The devil in the details


Notably, it was Muren who contacted Pixar first, unaware of the ideas Stanton had for WALL•E. Dennis was working on a book and thinking about the role that realism plays in the believability of images. “I started thinking about animated films and all the effort that goes into them,” he says. “Until recently, they haven't gotten the recognition I think they deserve, which is right alongside live-action films. I thought, ‘What can they do?'' It dawned on me that there might be a new look they could try.”

After speaking with Morris and learning about Stanton's project, Muren brought to Pixar “a list of about 12 things.” High on that list was Muren's belief that animated films are rendered too clearly. “The edges are too specific and tend to look animated, which I think removes the audience from connecting with it as strongly as you'd want,” he says. “I'm a big fan of the painter John Singer Sargent; his edges disappear all over the place, but you don't think, ‘Hey, I can't see that face because I can't find the lower part of the cheek.'' Everybody at Pixar is an artist, so they saw that.”

Muren focused his efforts at Pixar primarily on the first half of WALL•E, which unfolds on the trash planet where the little robot resides. The towers of trash that dominate this landscape provided ideal examples to test Muren's thinking about diffuse details. “When the trash towers were in the distance, I said, ‘Let them get hazy and don't increase the size of the details,''” he says. “Artists tend to make details more prominent so that we can see every little rectangle. But I tried to bring the live-action sensibility that every shot should not be perfect. It can be good when a background is overexposed.”

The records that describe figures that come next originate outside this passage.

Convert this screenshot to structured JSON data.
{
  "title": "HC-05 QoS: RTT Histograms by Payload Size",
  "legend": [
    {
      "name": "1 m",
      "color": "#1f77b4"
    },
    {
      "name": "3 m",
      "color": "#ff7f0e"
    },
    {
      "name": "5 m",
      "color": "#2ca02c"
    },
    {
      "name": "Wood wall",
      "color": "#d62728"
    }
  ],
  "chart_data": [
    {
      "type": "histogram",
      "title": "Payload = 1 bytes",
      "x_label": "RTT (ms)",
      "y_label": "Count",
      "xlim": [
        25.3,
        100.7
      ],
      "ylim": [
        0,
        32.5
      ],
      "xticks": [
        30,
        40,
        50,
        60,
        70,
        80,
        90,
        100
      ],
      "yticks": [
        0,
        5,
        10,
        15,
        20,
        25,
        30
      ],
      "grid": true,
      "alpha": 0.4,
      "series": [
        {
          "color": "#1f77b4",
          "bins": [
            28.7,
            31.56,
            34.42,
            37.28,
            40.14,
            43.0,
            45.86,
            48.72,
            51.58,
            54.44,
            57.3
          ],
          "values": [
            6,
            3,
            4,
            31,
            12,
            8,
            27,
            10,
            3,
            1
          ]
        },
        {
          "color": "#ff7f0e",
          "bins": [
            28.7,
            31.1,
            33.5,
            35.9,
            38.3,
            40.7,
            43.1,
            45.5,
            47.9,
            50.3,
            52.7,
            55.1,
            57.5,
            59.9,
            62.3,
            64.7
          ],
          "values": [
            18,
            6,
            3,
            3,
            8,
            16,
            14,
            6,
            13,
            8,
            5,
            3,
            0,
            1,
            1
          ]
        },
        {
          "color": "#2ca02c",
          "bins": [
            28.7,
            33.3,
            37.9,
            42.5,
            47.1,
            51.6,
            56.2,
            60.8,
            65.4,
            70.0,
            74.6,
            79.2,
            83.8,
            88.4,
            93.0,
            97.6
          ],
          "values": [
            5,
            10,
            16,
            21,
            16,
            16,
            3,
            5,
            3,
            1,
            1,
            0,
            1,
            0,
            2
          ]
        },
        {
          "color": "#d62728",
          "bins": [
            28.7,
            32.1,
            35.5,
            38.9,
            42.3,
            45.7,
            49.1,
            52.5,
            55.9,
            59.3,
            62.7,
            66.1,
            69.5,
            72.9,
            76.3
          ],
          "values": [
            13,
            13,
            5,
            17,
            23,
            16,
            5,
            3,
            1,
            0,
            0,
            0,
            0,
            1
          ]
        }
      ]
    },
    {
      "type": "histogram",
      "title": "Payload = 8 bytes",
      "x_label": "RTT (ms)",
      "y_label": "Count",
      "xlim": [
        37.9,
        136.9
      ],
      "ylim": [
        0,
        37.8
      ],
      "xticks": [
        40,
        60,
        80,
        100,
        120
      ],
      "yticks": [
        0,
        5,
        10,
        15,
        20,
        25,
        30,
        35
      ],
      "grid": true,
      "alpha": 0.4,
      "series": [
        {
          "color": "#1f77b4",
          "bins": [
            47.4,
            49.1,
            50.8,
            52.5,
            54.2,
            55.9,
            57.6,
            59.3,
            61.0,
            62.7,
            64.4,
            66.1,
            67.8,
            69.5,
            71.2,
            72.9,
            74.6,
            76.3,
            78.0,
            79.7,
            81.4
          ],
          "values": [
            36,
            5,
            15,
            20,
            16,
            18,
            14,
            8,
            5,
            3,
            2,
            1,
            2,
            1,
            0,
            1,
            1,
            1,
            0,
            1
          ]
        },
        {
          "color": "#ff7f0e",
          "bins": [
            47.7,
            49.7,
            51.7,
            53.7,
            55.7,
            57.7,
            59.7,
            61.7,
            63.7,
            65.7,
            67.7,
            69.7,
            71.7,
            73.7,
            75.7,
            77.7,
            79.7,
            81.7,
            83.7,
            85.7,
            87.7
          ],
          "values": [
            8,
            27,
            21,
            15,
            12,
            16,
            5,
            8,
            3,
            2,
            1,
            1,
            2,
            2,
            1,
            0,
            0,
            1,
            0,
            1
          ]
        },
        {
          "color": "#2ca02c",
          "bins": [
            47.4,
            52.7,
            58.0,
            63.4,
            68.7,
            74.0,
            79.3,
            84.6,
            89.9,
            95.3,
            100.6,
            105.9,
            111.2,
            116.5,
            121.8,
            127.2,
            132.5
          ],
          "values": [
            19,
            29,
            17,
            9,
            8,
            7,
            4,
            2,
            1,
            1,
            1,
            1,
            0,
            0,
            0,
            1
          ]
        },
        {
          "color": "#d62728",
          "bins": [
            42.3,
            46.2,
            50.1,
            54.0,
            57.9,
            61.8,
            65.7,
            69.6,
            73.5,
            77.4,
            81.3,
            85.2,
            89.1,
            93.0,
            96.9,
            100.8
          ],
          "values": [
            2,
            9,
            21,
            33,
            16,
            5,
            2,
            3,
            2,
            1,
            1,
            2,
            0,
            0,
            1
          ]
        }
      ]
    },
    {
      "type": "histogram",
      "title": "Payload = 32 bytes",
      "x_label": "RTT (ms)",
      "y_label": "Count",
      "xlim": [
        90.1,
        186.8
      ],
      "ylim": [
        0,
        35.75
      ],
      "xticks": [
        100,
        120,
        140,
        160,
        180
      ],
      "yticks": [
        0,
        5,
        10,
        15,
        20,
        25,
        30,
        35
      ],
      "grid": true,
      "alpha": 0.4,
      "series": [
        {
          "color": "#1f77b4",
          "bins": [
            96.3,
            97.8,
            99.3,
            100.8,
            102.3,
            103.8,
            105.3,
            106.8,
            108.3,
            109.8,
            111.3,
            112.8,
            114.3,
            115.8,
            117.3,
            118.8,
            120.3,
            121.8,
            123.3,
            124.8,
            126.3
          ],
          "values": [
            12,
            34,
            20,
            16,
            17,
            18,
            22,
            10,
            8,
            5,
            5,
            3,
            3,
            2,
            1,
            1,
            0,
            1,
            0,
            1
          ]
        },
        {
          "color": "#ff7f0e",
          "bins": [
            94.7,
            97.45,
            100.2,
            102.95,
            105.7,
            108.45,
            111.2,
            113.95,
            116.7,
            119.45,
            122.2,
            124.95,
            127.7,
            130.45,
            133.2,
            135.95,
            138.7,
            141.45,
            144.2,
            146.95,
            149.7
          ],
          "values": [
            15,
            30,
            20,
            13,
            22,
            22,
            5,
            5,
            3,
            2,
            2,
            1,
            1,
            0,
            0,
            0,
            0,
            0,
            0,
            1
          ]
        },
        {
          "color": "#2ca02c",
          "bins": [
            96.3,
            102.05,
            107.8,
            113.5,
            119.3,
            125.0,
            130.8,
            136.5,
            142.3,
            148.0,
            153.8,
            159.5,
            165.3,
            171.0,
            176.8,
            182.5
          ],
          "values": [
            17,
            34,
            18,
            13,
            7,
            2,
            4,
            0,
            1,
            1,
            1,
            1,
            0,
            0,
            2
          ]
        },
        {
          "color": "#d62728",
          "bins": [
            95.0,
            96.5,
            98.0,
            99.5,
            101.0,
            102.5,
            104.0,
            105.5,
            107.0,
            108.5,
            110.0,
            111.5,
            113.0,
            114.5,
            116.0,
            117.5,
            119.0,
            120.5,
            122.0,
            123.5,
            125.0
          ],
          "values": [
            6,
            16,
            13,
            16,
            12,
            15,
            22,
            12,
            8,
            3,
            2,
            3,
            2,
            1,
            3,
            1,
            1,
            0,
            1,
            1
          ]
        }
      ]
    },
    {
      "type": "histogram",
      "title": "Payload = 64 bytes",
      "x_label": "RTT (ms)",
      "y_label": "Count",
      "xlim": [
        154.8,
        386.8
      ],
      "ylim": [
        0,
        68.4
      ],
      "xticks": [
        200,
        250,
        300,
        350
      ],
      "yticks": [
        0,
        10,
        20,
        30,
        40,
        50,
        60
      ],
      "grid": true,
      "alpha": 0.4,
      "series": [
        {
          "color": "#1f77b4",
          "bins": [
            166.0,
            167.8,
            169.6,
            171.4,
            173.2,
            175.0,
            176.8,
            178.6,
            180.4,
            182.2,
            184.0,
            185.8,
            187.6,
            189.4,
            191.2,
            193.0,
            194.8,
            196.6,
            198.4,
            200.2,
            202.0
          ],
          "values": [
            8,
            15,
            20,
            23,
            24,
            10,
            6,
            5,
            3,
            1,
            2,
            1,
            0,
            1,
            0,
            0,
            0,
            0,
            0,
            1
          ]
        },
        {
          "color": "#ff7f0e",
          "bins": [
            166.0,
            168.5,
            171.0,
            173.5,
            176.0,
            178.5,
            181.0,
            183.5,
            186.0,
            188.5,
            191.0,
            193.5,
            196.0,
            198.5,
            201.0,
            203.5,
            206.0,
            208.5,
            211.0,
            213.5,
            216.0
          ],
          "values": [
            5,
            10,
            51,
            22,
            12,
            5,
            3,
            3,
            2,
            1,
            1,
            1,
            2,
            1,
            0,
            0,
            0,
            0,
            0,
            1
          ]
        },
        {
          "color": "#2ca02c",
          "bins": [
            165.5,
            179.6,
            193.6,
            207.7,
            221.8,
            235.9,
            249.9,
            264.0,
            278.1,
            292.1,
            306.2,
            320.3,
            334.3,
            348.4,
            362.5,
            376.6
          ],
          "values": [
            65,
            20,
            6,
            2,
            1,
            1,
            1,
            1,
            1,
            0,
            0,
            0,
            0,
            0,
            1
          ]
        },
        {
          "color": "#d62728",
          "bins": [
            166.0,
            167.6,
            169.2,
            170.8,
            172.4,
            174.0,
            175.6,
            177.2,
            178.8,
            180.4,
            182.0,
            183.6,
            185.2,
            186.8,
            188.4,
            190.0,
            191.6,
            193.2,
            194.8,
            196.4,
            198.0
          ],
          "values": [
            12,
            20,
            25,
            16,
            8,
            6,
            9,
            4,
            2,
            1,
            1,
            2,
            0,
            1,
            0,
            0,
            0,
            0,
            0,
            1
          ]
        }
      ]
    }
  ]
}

Morris calls Muren “the master of atmospheric haze,” and his influence can be seen in the dusty ambience of WALL•E, just as Savides' shallow focus and Deakins' lighting aesthetic are evident. At the very least, the fresh perspectives of these artists reinforced Pixar's desire to try something new. As Deakins recalls saying to them, “If you're going to do this, you might as well push it.”